Nguyen Thi Hoang Lang, or "Be Ba," is 10 years old and already a survivor of cancer. I first met her in 1992 in Ho Chi Minh City (Saigon), when she was 2 years old and had bright shinning eyes. When I saw her again in 1994, she had lost her right eye to cancer at the age of 3. Since then, cerebral palsy has warped and deformed her limbs. It is questionable whether the dioxin in Agent Orange is responsible for her cerebral palsy, but it is highly probable that the tumor that took her right eye was caused by the residual of the defoliant sprayed over areas of South Vietnam during the Vietnam War. Be Ba and other Vietnamese children--and the offspring of affected U.S. veterans--are the most innocent of the innocent of a war that still affects us.
Fortunately, there are developments that may ease the suffering of future generations. The American Red Cross is exploring the possibility of a partnership with the Vietnam Red Cross to support a program providing assistance to disabled Vietnamese, including cases that may have resulted from exposure to Agent Orange. Similarly, the U.S. government is engaged in talks with Vietnam to start a joint research project on the health and ecological effects of dioxins.
Between 1962 and 1971, the United States sprayed some 19 million gallons of herbicide, more than 10 million of which was Agent Orange, over much of South Vietnam, often in multiple sprayings. It ceased spraying the defoliant when reports from the sprayed areas indicated a dramatic increase in miscarriages, cancer and birth defects among the inhabitants, and public pressure mounted. Chemicals found in Agent Orange--2,4-D and 2,4,5-T compounds--were already banned in the United States, except for carefully controlled use on non-cropland.

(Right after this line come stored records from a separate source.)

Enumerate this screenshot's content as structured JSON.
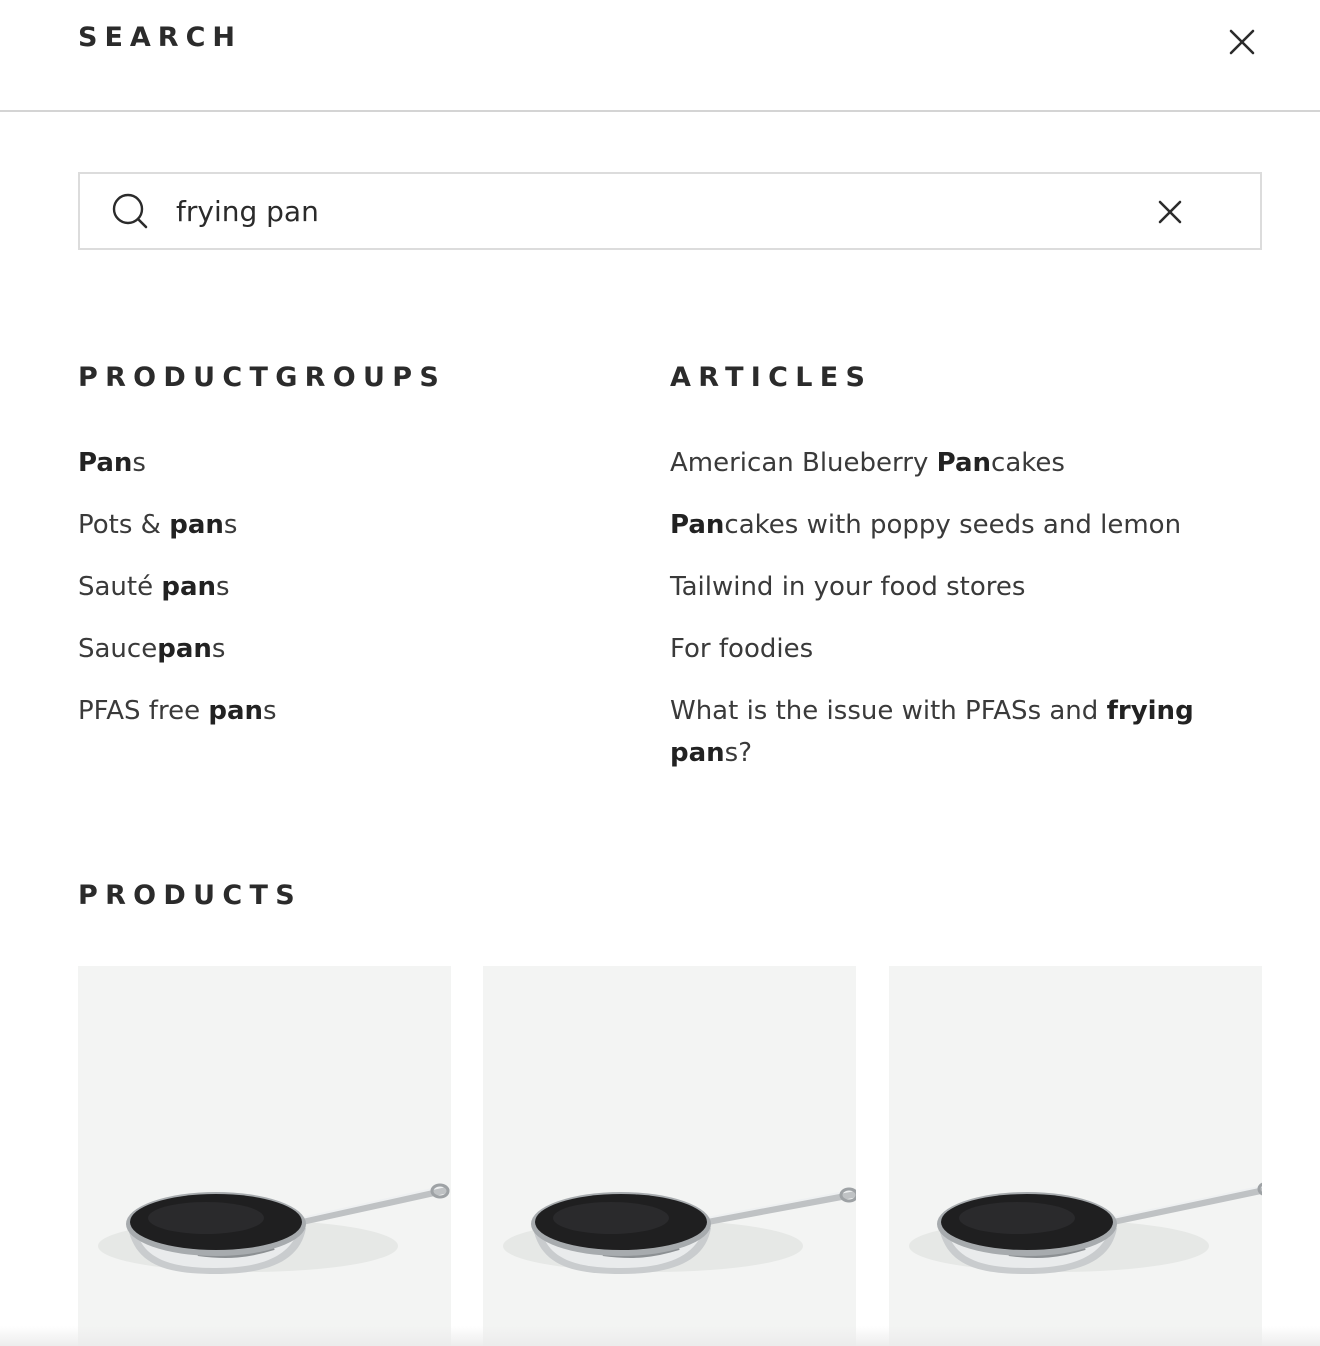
{
  "header": {
    "title": "SEARCH",
    "close_icon": "close-icon"
  },
  "search": {
    "query": "frying pan",
    "search_icon": "search-icon",
    "clear_icon": "clear-icon"
  },
  "productgroups": {
    "heading": "PRODUCTGROUPS",
    "items": [
      {
        "parts": [
          {
            "text": "Pan",
            "bold": true
          },
          {
            "text": "s",
            "bold": false
          }
        ]
      },
      {
        "parts": [
          {
            "text": "Pots & ",
            "bold": false
          },
          {
            "text": "pan",
            "bold": true
          },
          {
            "text": "s",
            "bold": false
          }
        ]
      },
      {
        "parts": [
          {
            "text": "Sauté ",
            "bold": false
          },
          {
            "text": "pan",
            "bold": true
          },
          {
            "text": "s",
            "bold": false
          }
        ]
      },
      {
        "parts": [
          {
            "text": "Sauce",
            "bold": false
          },
          {
            "text": "pan",
            "bold": true
          },
          {
            "text": "s",
            "bold": false
          }
        ]
      },
      {
        "parts": [
          {
            "text": "PFAS free ",
            "bold": false
          },
          {
            "text": "pan",
            "bold": true
          },
          {
            "text": "s",
            "bold": false
          }
        ]
      }
    ]
  },
  "articles": {
    "heading": "ARTICLES",
    "items": [
      {
        "parts": [
          {
            "text": "American Blueberry ",
            "bold": false
          },
          {
            "text": "Pan",
            "bold": true
          },
          {
            "text": "cakes",
            "bold": false
          }
        ]
      },
      {
        "parts": [
          {
            "text": "Pan",
            "bold": true
          },
          {
            "text": "cakes with poppy seeds and lemon",
            "bold": false
          }
        ]
      },
      {
        "parts": [
          {
            "text": "Tailwind in your food stores",
            "bold": false
          }
        ]
      },
      {
        "parts": [
          {
            "text": "For foodies",
            "bold": false
          }
        ]
      },
      {
        "parts": [
          {
            "text": "What is the issue with PFASs and ",
            "bold": false
          },
          {
            "text": "frying pan",
            "bold": true
          },
          {
            "text": "s?",
            "bold": false
          }
        ],
        "wrap": true
      }
    ]
  },
  "products": {
    "heading": "PRODUCTS",
    "items": [
      {
        "image": "frying-pan-image"
      },
      {
        "image": "frying-pan-image"
      },
      {
        "image": "frying-pan-image"
      }
    ]
  }
}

It had been believed that the chemicals in the soil and food chain would deteriorate over time, but Dr. Arnold Schecter of the University of Texas, who has been studying the problem since 1981, has concluded, along with the Hatfield Consultants Ltd. of Canada, that Agent Orange has contaminated the soil and food chain in the sprayed areas of South Vietnam. (In June of this year, the Environmental Protection Agency declared for the first time that dioxin is a carcinogen).
From 1968 to 1970, I traveled more than 20,000 miles through South Vietnam's war zones. I visited every major U.S. military evacuation, field and surgical hospital, as well as Vietnamese provincial hospitals and orphanages, sometimes twice, documenting the efforts of the American Red Cross to alleviate human suffering. I occasionally saw birth malformations in children and cancer in older Vietnamese.